Riding an electoral wave that saw the election of Rick Perry to his first full term as governor and a large class of impressionable freshman members in the Texas House of Representatives led by a hardline Speaker, the corporate immunity lobby tilled fertile soil in 2003.  Emboldened after pushing through legal restrictions in 1995 and 1997, the lobby and their functionaries in the Legislature rammed through House Bill 4 in 2003, an omnibus package of restrictions that were sweeping in scope and unprecedented in their destructive effect on the rights and lives of everyday Texans.

Fourteen years later, patients in Texas continue to struggle with high cost, low access health care, wrongdoers are allowed to divert and evade responsibility for their actions, and our most vulnerable are most heavily penalized by limits on their individual legal rights.

Totaling 133 pages in length, HB 4 was a sprawling piece of legislation that upended and undercut myriad aspects of the Texas civil justice system. Among its most prominent provisions are those dealing with medical malpractice, nursing homes, and products liability. It has proven to be a failed experiment that ultimately sacrificed patients for profit.

 

 MEDICAL MALPRACTICE

HB 4 restricts the rights of patients in numerous ways, including imposing a one-size-fits-all $250,000 cap on non-economic damages that effectively deprives many patients and their families of due process; allowing emergency room doctors to escape accountability for substandard care; and requiring patients to give pre-suit notice of any health care liability claims and file a detailed expert report within an arbitrary 120-day deadline (with case-killing penalties if they fail to do so).

The noneconomic damages cap, which is not indexed to inflation and thus worth less each year, hits those without wages and economic damages particularly hard, making even the most clear-cut malpractice cases on behalf of the elderly, the young, the disabled, and stay-at-home parents financially impossible to pursue for many given the high cost of retaining medical experts, which comprise the bulk of litigation expenses. The merits of one’s case are far outweighed by their socioeconomic status. Under Texas law, the value of one’s life is essentially reduced to the value of their paycheck. You are what you make. Life is cheapened and families are devalued. Instead of being a right possessed by all, what little justice remains becomes a privilege for the few.                                                                                                                                                                                                                                                                                                    

 NURSING HOMES

Nursing homes should exercise the most attentive care while helping our most vulnerable citizens live out their final years with dignity. Residents of nursing homes, and their families, are counting on them to provide a professional and caring environment for those who can not care for themselves. It is in the name, after all. These should be homes, not profit-seeking warehouses. 

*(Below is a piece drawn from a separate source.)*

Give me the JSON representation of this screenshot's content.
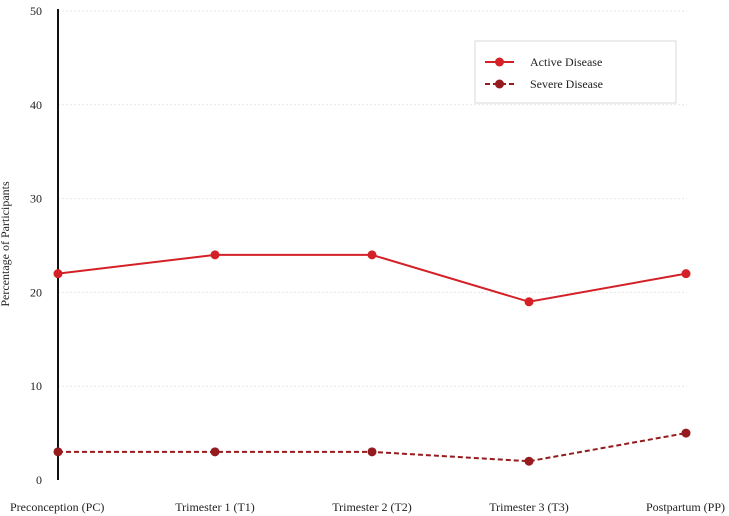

Given these stakes, it is shocking to comprehend that nursing homes were given the state’s seal of approval to “go bare” and forgo liability insurance altogether during the 2003 legislative session. You must have insurance to drive a car, but you are not required to have insurance to operate a nursing home in Texas. This means these facilities have been authorized to operate irresponsibly – with de facto immunity – as no victim’s attorney will be able to incur the expense of prosecuting their negligence without the ability to recover from the wrongdoer. You can have a case, but without the means to recover, you will not receive justice. In addition, the Texas Legislature wrote nursing homes into HB 4 and made it exceptionally difficult to admit records of their administrative violations and penalties into evidence during trial. This serves no purpose other than to thwart transparency and shield wrongdoers from accountability.

                                                                                                                                    

PRODUCTS LIABILITY

Section 6 of proposed H.R. 1215 reads: “A health care provider who prescribes, or who dispenses pursuant to a prescription, a medical product approved, licensed, or cleared by the Food and Drug Administration shall not be named as a party to a product liability lawsuit involving such product and shall not be liable to a claimant in a class action lawsuit against the manufacturer, distributor, or seller of such product.” A similar FDA shield has been used since 2003 in Texas.

HB 4 directed Texas courts to defer to federal agencies in many state products liability actions, strange for a state that is fiercely independent and that resists federal intervention at virtually every turn. For actions alleging inadequate warnings regarding pharmaceuticals, a rebuttable presumption is created in favor of defendants if the warnings that accompanied the product were approved by the United States Food and Drug Administration (i.e., the “FDA defense”). And in other products liability actions concerning the formulation, labeling, or design of a product, a similar rebuttable presumption (i.e., a legal conclusion that is taken as true unless proven otherwise) is created for product manufacturers or sellers who show that they complied with federal regulations.